In this photo taken Oct. 26, 2013, guests and residents of the Delta Kappa Epsilon fraternity gather on the lawn prior to an NCAA college football game in Tuscaloosa, Ala. New fraternity and sorority houses with white columns, wide balconies and grand foyers line streets around the University of Alabama, and still more of the multimillion-dollar mansions are under construction. Alabama's Greek-letter social groups have been embroiled in controversy this fall over claims of racism and electioneering in a city school board race, but over the last decade they have undergone a $202 million building boom that’s left the university with what one study determined is the nation’s largest Greek system. (AP Photo/Dave Martin)The Associated Press

New, multimillion-dollar fraternity and sorority houses line the streets at the University of Alabama, and more are under construction.
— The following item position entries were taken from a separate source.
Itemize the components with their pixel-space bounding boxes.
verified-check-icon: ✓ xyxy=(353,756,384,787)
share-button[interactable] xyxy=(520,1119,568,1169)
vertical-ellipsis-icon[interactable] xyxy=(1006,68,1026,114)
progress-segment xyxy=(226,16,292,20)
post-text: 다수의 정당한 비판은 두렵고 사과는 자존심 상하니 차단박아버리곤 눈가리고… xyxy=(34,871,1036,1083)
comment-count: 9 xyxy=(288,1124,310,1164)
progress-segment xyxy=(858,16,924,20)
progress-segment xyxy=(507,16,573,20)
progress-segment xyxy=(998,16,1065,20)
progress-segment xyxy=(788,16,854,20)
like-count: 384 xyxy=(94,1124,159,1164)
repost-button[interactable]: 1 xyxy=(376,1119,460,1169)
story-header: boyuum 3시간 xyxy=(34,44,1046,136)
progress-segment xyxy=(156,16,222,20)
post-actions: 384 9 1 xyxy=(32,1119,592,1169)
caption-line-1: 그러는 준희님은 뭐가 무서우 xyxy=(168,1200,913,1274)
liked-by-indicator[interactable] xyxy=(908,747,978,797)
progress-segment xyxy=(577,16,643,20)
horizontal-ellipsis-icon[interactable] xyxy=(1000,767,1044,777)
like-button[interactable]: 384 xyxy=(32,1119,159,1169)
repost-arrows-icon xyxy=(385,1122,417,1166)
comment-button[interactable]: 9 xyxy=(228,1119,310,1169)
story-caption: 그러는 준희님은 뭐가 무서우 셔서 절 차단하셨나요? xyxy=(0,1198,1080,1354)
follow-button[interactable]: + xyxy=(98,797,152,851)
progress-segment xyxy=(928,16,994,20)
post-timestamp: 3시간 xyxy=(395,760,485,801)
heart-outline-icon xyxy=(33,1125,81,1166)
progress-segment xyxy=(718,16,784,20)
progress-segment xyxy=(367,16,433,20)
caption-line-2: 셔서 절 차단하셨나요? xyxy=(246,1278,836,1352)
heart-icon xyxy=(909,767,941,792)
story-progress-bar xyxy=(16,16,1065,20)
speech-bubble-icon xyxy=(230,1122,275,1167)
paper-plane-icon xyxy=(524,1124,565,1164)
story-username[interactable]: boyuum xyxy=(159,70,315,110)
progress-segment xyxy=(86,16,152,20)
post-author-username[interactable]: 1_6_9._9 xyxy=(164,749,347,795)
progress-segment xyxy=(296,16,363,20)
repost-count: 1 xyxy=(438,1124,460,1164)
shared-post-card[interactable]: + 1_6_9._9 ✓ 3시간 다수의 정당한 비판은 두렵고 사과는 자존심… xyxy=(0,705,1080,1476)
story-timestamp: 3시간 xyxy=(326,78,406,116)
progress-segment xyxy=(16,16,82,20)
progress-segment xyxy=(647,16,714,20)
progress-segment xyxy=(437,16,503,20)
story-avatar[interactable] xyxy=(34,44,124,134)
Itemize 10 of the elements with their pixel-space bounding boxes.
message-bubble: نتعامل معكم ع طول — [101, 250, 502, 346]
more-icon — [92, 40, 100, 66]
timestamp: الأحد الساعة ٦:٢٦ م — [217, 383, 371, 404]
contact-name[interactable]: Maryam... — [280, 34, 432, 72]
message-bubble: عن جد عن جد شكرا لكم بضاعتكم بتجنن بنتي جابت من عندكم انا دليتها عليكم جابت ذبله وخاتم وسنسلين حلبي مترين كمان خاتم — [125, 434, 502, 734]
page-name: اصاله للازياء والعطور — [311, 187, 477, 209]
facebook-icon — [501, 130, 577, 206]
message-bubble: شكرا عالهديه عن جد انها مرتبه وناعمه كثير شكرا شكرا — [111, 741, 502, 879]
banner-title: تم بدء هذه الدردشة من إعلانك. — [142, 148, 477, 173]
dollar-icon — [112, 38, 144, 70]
Records provided to The Associated Press by the university show that Alabama's Greek-letter social groups have undergone a $202 million building boom over the past decade. About 30 houses have been built or are on the table. One planned sorority house tops $13.5 million.

A study shows the boom gives the university the largest U.S. Greek system by membership.

The school's Greek system has been embroiled in controversy this fall, and some worry the construction shows wealthy social groups are only getting more powerful.

But the school says the houses provide needed bed space as enrollment increases. Officials say the construction represents only a fraction of total building costs on campus.